The reasoning is based on the number of students who are given need-based financial aid.
Loyola “admits many more needy students than other universities do,” according to John Pelissero, provost at LUC. About 73 percent of full-time undergraduates at LUC receive need-based financial aid. At DePaul University, 69.6 percent receive aid, and at Marquette University, 60.4 receive aid, according to U.S. News data.
What does this mean for Loyola?
Need-based aid, such as Federal Pell Grants, may cover much of the cost of a college education, but it usually is not enough to fund a student’s entire undergraduate career. After receiving need-based financial aid, a student will still have, on average, 25 to 30 percent of their tuition not covered by grants, according to Pelissero. This 25 to 30 percent gap is where the students gain a majority of debt, and the university, in turn, ends up on the “most debt” list.

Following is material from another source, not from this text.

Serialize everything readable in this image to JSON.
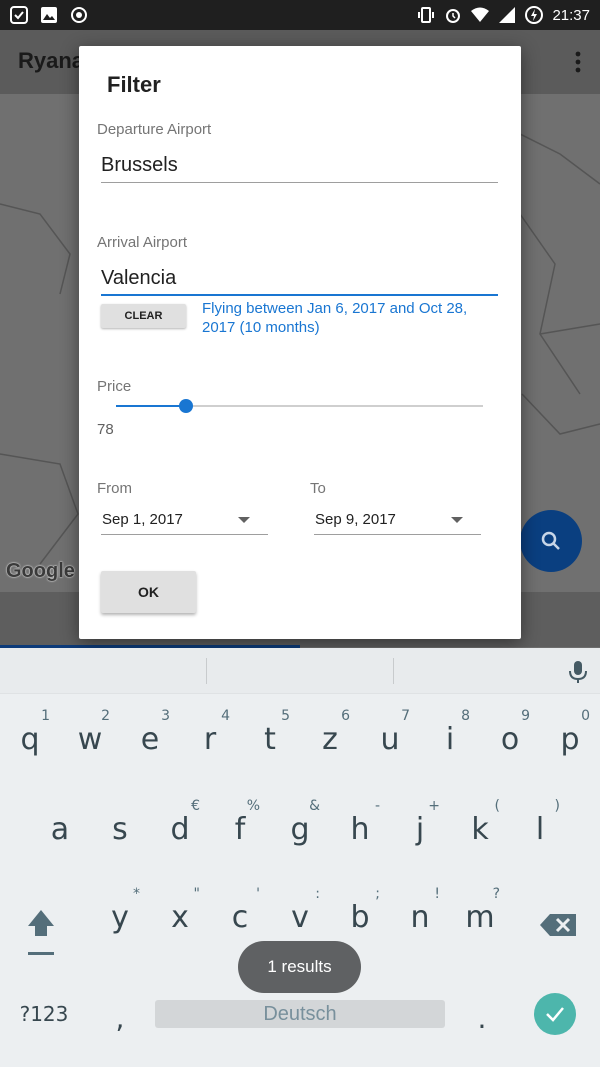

Of Loyola’s 9,000 undergraduates, about 2,200 students are receiving Pell Grants, Pelissero said. The university has more Pell Grant students than any other of the 28 Jesuit universities in the United States, he said.
Loyola was also on the list of “great schools at great prices,” coming in at No. 44. After learning that students may graduate with the most debt, it may be hard to understand how Loyola is also a good value.

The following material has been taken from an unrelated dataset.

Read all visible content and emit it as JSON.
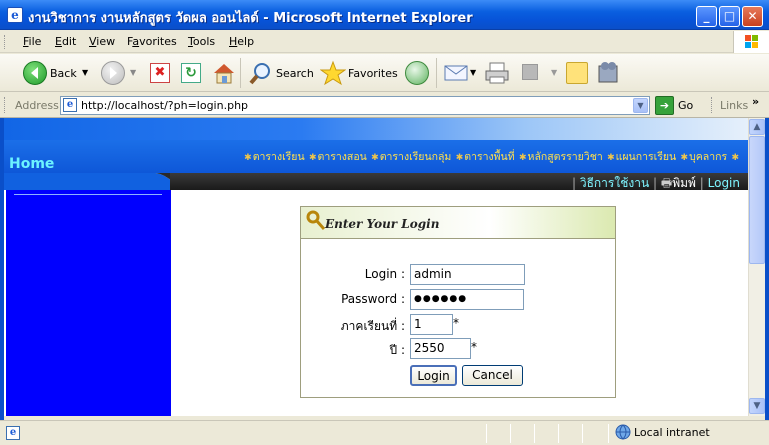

Even a school that has high tuition may end up on the “best value” list, according to Robert Morse, director of data research at U.S. News. In Loyola’s case, the university is giving need-based aid to a relatively large number of students, even more than schools such as Marquette and DePaul.
The concept behind the ratings is that people who are getting need-based financial aid are getting a relatively good deal, not necessarily that the cost of going to that university is cheap.
“A best value doesn’t mean that the school is at the Costco price level,” Morse explained. “It just means that for the people who are on need-based aid relative to the total price, it’s a relative[ly] good value.”
“At Harvard, the price is still $16,000, even on financial aid. Is $16,000 cheap or just [a relatively] good buy because Harvard is top brand?” he added.
There are specific points a university can focus on in order to improve its rankings, according to Morse. To score higher on the best value list, a school should have generous grants given to high percent of students who qualify for need-based aid. In the overall rankings, a school must retain a higher percent of its students and have a higher graduation rate than what that school is currently doing.
Pelissero said Loyola does not create new policies in order to improve its rankings, but rather focuses on how to improve the learning environment.
However, some of Loyola’s measures to create a better learning environment also may inadvertently help the school’s ratings.
In the past five years, there has been a jump in the number of full-time faculty from 60 to 70 percent, the student to teacher ratio has fallen from 15:1 to 14:1 and there have been changes in graduation requirements, Pelissero said. Because of these measures, graduation and retention rates are increasing.
“If these [measures] improve the rankings, then so be it, but we don’t try to respond to rankings in terms of policy,” Pelissero said. “However, I’m proud of how we generally come across in rankings.”